- The Washington Times - Tuesday, February 2, 2010

Airline passengers in Britain who refuse to submit to the advanced imaging technology scans at airports will be barred from boarding their flights, the country’s Department for Transport said Monday.

Transport Secretary Andrew Adonis said: “In the immediate future, only a small proportion of airline passengers will be selected for scanning. … If a passenger is selected for scanning and declines, they will not be permitted to fly.”

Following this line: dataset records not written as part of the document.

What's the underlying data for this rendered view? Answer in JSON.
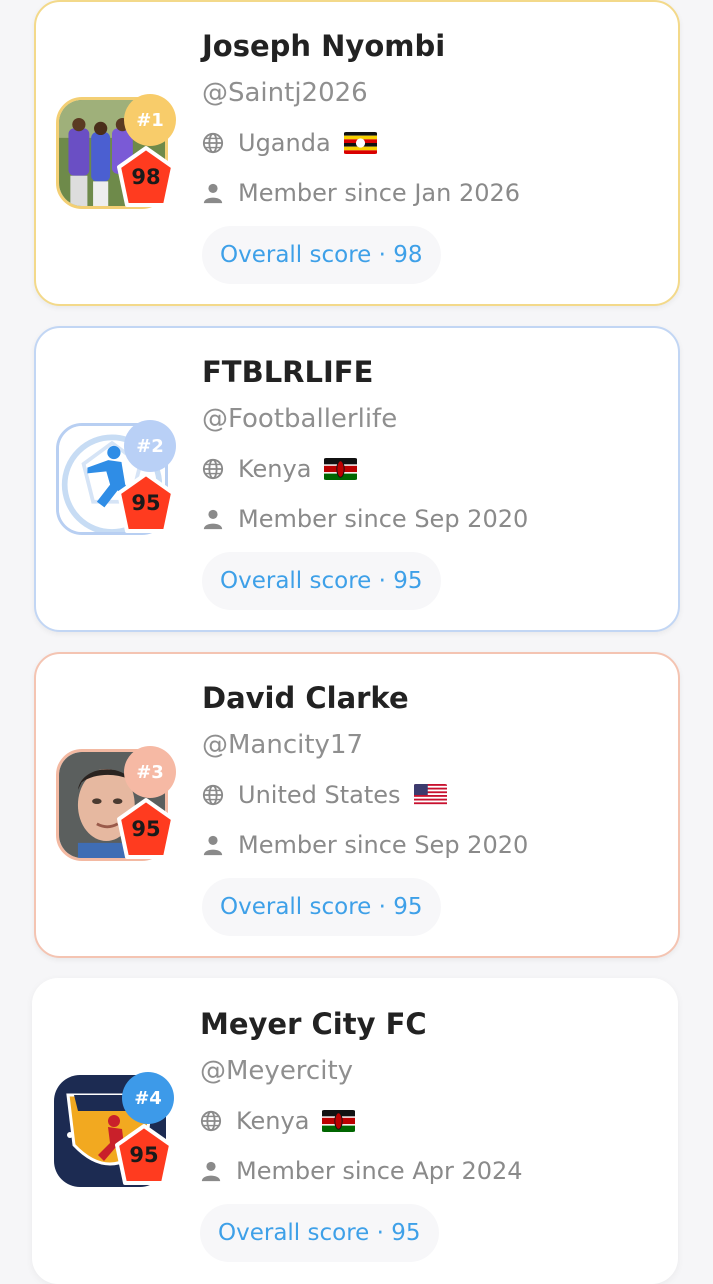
{
  "users": [
    {
      "rank": "#1",
      "score": "98",
      "name": "Joseph Nyombi",
      "handle": "@Saintj2026",
      "country": "Uganda",
      "member_since": "Member since Jan 2026",
      "overall": "Overall score · 98",
      "flag_icon": "uganda-flag"
    },
    {
      "rank": "#2",
      "score": "95",
      "name": "FTBLRLIFE",
      "handle": "@Footballerlife",
      "country": "Kenya",
      "member_since": "Member since Sep 2020",
      "overall": "Overall score · 95",
      "flag_icon": "kenya-flag"
    },
    {
      "rank": "#3",
      "score": "95",
      "name": "David Clarke",
      "handle": "@Mancity17",
      "country": "United States",
      "member_since": "Member since Sep 2020",
      "overall": "Overall score · 95",
      "flag_icon": "usa-flag"
    },
    {
      "rank": "#4",
      "score": "95",
      "name": "Meyer City FC",
      "handle": "@Meyercity",
      "country": "Kenya",
      "member_since": "Member since Apr 2024",
      "overall": "Overall score · 95",
      "flag_icon": "kenya-flag"
    }
  ],
  "colors": {
    "gold": "#f3d98a",
    "silver": "#c2d6f4",
    "bronze": "#f4c4b2",
    "accent": "#3ea0e8",
    "score_badge": "#ff3b1f"
  }
}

The technology, condemned by civil liberties campaigners who say the scanners are an invasion of privacy, began operating at Heathrow and Manchester airports Monday, the London Daily Mail reported. The move comes after an attempted Christmas Day bombing of a Northwest Airlines flight to Detroit. Umar Farouk Abdulmutallab, a 23-year-old Nigerian who has been linked to a Yemen-based branch of al Qaeda, has been charged in the case.

The declaration comes as a committee of lawmakers said in a report Tuesday that Britain needs a U.S.-style national security adviser to report to Prime Minister Gordon Brown on terrorist threats, the Associated Press reported.

Parliament’s Home Affairs select committee said Britain’s government had been too slow to adapt to an evolving threat from terrorism and complained that key strategic decisions are often made in informal meetings, rather than by a publicly accountable security panel.